Four Seasons managers were initially worried that granting employees the right to arbitration would cause legal actions to run amok. In reality, the chain averages just one arbitration a year. Young says the prospect of having to go to arbitration forces managers to slow down and "consider where they might be wrong." As a result, they are more likely to work out the issue with an employee.

That's one reason Murphy says if he does his job right, helping companies forge an employee-friendly culture, his services as a lawyer will rarely be needed.

"When it comes to labor matters, he's done everything about a million times, and knows the ins and outs of every subject," Sorrentino says. "He's a genuinely good person who doesn't bear anyone ill will or malice.
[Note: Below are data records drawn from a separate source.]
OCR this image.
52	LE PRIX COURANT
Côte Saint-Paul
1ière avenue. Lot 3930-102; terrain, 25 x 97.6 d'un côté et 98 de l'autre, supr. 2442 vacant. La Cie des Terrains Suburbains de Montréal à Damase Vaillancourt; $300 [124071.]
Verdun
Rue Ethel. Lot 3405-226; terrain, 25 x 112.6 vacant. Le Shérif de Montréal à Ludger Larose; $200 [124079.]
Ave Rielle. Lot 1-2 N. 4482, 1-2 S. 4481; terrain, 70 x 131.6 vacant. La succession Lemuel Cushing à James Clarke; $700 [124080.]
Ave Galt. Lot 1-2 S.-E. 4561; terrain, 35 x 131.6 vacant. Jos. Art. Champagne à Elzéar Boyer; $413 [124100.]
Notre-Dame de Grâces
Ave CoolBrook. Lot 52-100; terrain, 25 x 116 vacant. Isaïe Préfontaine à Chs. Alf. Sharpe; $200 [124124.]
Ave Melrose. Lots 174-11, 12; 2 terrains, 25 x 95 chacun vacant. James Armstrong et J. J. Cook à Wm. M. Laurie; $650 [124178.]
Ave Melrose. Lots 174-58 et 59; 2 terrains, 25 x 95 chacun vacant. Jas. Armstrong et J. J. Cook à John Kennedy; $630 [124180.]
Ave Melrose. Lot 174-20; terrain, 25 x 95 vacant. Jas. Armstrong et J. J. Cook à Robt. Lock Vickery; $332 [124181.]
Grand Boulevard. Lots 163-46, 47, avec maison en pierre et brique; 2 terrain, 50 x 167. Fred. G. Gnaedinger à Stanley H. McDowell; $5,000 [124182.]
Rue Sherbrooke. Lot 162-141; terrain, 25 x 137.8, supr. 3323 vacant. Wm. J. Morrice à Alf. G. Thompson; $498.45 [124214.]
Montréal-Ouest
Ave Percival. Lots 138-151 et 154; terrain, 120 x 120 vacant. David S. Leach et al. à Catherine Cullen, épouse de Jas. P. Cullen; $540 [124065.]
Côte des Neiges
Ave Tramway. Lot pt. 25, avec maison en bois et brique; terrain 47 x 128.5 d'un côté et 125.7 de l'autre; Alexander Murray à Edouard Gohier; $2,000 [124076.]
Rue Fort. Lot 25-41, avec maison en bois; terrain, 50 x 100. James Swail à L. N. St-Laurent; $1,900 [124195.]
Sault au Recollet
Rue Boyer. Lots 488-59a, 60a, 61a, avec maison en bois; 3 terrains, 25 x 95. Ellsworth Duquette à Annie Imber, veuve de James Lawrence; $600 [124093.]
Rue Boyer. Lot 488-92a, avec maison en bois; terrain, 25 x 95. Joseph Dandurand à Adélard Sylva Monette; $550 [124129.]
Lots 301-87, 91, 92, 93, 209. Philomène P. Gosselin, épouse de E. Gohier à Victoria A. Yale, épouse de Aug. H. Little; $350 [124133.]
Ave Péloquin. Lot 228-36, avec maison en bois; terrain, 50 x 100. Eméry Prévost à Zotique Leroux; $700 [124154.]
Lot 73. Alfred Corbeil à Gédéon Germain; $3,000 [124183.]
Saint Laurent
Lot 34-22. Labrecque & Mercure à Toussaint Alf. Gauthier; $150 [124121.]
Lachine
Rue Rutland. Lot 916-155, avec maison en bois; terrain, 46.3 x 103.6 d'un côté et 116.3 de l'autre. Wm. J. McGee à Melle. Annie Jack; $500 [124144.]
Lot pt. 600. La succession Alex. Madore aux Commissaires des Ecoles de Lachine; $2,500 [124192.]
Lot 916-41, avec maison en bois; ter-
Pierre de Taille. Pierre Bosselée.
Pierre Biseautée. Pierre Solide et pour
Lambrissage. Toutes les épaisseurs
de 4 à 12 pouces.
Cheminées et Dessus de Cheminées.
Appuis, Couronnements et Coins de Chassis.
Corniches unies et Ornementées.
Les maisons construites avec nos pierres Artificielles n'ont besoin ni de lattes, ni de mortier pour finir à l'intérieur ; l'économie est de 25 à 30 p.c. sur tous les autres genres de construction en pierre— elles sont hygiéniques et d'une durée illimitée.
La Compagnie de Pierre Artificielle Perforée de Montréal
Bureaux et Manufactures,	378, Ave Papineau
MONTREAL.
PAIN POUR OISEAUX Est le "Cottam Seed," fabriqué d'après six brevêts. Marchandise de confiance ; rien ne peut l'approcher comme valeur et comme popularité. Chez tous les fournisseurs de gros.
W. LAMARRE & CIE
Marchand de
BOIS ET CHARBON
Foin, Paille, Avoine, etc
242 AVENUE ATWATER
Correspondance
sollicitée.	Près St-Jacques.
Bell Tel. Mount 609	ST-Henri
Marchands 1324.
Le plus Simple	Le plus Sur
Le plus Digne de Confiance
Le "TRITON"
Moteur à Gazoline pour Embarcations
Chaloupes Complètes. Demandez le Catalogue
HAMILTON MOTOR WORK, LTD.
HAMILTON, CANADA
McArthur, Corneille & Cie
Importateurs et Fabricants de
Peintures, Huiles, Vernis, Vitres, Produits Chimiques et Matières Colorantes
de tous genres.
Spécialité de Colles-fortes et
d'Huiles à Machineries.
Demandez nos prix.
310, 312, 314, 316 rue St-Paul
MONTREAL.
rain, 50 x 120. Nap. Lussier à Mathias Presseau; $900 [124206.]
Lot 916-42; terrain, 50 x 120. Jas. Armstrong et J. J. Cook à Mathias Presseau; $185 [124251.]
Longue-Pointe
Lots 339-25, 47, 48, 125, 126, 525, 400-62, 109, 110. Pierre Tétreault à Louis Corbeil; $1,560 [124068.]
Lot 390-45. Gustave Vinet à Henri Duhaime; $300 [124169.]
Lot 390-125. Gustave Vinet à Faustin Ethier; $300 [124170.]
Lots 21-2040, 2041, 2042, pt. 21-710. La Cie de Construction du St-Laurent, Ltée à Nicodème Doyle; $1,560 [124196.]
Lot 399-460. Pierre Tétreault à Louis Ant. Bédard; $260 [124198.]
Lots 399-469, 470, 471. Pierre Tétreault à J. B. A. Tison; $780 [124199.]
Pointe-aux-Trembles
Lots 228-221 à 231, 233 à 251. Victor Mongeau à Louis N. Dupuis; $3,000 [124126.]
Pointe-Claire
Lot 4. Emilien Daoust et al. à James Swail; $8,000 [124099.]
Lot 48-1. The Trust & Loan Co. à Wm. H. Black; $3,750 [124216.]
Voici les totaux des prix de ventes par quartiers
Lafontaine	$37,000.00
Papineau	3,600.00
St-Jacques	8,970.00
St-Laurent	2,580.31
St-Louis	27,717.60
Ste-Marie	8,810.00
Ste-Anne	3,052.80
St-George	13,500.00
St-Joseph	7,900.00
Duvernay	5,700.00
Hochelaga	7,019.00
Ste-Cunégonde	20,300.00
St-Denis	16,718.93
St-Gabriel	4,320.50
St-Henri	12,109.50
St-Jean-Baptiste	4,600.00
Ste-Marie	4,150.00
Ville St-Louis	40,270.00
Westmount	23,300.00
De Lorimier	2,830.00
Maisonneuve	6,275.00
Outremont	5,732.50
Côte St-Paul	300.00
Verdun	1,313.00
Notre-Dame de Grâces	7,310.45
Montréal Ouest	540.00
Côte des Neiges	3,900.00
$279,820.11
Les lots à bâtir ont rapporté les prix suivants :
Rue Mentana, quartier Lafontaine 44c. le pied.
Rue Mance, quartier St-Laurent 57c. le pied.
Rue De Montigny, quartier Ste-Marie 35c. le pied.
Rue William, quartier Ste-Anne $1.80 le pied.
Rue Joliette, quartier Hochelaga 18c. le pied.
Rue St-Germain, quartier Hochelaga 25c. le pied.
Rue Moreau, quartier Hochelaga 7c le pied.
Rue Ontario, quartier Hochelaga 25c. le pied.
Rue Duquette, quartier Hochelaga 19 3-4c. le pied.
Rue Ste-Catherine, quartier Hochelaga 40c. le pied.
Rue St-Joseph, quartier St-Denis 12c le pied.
I'm probably the anti-Murph—an aggressive New Yorker."

But Murphy knows where to draw the line. When a union organized Rose Hills cemetery in Los Angeles, the union negotiators sat down at the bargaining table and made what Sorrentino calls "increasingly unreasonable demands." The Rose Hills gravediggers were already highly paid, according to Sorrentino, who guesses the union simply wanted to use the cemetery to gain entry into the industry. "After a while, Murph just rolled up his sleeves, crossed his arms, and barked out, ‘No!' every time they asked for something." The union struck, and Murphy forced the picketers to remain at a little-used side entrance. Little by little, the gravediggers returned to their jobs.

Murphy appreciates that a strike is inevitable sometimes, such as when a union leader is up for re-election and needs a strike in order to be seen as a wartime leader. "When you take a bargaining position, you have to be sensitive to what the other side can and cannot do," he says.

One of his most memorable negotiations was for Turtle Bay Resort, an 880-acre luxury property on Hawaii's North Shore that had been embroiled in a long-running labor battle.

The protracted negotiation was held in a huge auditorium, attended by hundreds of employees and their families. After it was settled, Murphy says, "There was an enormous outpouring of relief and gratitude. These huge 350-pound landscape maintenance guys cried, and employees came up and hugged me."

That's quite a bit different from the smoke-filled backrooms of old and snakes being thrown over walls. "Practicing labor law is less dramatic now," he admits, "but it's no less challenging."